The piece (“Four men robbed in Sugarland Run”) appeared in the Times-Mirror on July 20 was actually changed several days later, when the race of the suspect was listed.
Not only was the race of the black suspect in this robbery retroactively inserted into the article, but the race of a Hispanic suspect in another crime had also been listed. This was a tremendous change in the policy of the Times-Mirror, as explained to me by a staffer with the paper.
Both before and after I wrote my article criticizing the policy of deleting the race of wanted suspects, I made several attempts to contact the paper’s editor Paul Smith. He has refused to reply to both my emails as well as my phone calls.
However, the following response was left in the comments section under my article:
“Loudoun Time-Mirror says:
This is the Loudoun Times-Mirror responding.
First, it is not our policy to omit all mention of race. That was a misunderstanding. We follow AP style: Race is not to be used as the sole identifier of a person, but when it serves a useful purpose as part of a broader description of a person, it is to be included. The online version of this particular story has been updated, and it appeared correctly in print.
Secondly, your report contains inaccuracies. For example, our reporter gave you her name. Also, you never identified your affiliation or stated your purpose in the call. Disclosing your identity and purpose before conducting an interview is a basic tenet of good journalism.
We regret the misunderstanding on our race policy, and we welcome all comments and questions, as well as criticism.”

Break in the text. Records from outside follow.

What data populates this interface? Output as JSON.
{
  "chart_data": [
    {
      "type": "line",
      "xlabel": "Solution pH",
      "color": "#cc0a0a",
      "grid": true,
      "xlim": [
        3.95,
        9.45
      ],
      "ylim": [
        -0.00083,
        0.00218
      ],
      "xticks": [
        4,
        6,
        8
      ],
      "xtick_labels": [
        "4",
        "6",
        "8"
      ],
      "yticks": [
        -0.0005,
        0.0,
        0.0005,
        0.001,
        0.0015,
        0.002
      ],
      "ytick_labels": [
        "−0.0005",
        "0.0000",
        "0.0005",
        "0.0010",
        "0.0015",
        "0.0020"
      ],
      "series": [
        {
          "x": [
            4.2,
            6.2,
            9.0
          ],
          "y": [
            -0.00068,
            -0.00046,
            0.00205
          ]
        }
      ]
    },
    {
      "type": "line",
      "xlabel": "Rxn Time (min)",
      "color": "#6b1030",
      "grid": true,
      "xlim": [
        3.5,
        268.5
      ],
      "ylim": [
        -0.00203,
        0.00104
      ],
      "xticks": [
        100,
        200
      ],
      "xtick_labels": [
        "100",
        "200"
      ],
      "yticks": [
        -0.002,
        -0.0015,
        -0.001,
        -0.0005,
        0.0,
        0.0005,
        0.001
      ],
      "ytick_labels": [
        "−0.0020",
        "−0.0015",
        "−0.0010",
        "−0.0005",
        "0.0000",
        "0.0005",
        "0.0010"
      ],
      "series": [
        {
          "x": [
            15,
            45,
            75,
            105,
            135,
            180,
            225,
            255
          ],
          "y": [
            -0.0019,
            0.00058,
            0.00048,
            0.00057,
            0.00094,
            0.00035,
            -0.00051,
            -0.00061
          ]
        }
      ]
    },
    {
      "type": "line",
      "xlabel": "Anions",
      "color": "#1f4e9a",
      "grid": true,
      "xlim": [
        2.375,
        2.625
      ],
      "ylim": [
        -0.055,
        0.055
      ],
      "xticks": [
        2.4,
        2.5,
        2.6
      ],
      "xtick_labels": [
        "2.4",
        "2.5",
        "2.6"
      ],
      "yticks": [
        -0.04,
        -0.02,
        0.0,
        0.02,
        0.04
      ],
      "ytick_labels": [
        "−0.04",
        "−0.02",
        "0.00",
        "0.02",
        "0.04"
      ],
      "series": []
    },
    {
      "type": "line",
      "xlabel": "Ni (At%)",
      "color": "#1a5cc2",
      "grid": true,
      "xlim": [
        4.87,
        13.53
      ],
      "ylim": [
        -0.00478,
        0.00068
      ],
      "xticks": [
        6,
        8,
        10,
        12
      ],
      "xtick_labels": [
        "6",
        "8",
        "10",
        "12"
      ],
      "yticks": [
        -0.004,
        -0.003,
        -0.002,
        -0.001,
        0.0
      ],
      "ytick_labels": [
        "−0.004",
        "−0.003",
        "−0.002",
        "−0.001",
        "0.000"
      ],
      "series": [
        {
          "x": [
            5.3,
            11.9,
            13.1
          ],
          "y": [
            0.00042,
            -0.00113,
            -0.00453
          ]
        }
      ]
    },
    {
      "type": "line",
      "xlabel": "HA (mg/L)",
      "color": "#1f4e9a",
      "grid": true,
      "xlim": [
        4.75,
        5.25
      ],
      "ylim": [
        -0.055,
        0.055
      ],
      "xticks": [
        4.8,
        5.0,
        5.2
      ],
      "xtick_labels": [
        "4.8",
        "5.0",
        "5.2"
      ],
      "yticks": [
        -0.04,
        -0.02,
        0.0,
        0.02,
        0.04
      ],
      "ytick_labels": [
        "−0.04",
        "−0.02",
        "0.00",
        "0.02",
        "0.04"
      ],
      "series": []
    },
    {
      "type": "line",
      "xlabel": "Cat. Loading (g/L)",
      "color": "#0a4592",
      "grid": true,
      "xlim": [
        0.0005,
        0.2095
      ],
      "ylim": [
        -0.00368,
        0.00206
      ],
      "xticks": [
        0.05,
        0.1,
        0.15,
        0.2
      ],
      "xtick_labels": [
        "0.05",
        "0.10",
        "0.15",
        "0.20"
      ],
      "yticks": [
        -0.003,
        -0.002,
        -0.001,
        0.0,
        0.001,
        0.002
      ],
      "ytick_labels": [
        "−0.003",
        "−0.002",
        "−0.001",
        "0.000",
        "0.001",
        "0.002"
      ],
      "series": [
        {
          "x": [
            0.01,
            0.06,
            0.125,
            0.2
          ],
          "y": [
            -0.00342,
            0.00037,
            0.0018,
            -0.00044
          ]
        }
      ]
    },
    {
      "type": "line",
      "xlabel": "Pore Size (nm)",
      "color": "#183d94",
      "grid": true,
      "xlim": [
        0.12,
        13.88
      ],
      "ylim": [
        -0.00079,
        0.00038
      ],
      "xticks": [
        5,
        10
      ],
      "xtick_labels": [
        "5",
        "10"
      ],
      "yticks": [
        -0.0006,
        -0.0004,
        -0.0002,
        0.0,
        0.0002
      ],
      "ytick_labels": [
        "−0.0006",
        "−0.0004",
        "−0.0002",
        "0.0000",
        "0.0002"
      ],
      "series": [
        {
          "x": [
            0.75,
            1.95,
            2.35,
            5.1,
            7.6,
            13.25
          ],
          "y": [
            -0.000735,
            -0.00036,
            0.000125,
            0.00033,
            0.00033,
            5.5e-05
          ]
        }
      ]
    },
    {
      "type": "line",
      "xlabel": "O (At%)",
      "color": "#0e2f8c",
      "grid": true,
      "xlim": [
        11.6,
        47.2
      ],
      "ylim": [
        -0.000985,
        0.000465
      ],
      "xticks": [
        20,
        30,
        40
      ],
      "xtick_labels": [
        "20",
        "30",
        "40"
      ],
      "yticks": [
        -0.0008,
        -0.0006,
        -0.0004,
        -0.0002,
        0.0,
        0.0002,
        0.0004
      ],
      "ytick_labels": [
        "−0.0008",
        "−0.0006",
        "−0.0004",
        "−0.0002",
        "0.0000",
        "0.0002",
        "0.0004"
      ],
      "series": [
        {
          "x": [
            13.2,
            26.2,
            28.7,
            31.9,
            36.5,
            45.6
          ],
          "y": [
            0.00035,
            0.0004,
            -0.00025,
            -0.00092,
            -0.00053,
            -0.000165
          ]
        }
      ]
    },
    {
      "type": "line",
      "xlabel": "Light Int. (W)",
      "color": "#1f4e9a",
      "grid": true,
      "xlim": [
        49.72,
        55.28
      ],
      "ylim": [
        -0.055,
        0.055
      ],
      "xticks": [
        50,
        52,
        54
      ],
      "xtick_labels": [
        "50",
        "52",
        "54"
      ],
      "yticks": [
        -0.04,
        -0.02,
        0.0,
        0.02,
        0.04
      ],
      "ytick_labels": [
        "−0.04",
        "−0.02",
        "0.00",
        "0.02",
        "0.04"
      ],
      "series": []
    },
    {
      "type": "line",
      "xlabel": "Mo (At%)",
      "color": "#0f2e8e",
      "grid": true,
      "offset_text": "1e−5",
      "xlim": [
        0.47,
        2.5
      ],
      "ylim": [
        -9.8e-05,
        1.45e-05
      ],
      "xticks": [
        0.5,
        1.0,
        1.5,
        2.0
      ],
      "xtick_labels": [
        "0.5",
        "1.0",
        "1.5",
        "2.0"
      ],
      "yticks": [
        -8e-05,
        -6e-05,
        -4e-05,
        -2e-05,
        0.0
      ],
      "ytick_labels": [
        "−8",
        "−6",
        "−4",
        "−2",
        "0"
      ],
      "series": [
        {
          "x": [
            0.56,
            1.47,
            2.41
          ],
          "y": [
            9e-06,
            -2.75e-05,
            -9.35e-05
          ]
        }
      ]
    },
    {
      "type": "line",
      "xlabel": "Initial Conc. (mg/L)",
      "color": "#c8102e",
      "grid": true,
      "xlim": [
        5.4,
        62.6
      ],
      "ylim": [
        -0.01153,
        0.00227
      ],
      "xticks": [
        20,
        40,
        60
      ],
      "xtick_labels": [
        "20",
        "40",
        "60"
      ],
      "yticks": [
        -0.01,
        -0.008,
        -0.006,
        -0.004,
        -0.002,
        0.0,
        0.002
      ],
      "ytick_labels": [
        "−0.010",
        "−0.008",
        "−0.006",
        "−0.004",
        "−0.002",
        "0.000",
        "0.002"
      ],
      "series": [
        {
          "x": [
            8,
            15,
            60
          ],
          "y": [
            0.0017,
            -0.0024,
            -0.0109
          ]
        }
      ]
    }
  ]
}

Despite the statement, the reporter to whom I spoke told me emphatically that it had become the policy of the Loudoun Time-Mirror, to always omit any mention of race in every story, even when describing an at-large suspect.
Her exact words to me were: “all mention of race must be taken out of every story.”
What I left out of my article was the frustration she said she felt with this policy and her desire to list the race of every wanted suspect. When I told her that I would try again to speak with her editor about the policy, she laughed and said “Oh yeah, good luck with that!”
I will leave it up to you, the reader, to decide if the omission of the suspect’s race was simply a “misunderstanding,” or the now, former policy of the paper.
Had Mr. Smith acted as any good editor would have and responded honestly to my brief and polite questions, I would not have had to dig up the truth from one of his reporters, nor would I have even written the article.
Smith is no doubt angry because he was called-out for a ridiculous, politically-correct policy that put the good people (of all races) of Loudoun County at risk, by refusing to list the race when describing wanted suspects. He can remain anonymous on my website, and he can go on ducking my questions, he can even continue lecturing me on the basic tenets of “good journalism.”
I will however, continue to tell the truth and remember that one of those “basic tenets” is an obligation to protect the public. Unfortunately, many of those who still work in old media, seem to have forgotten that principle.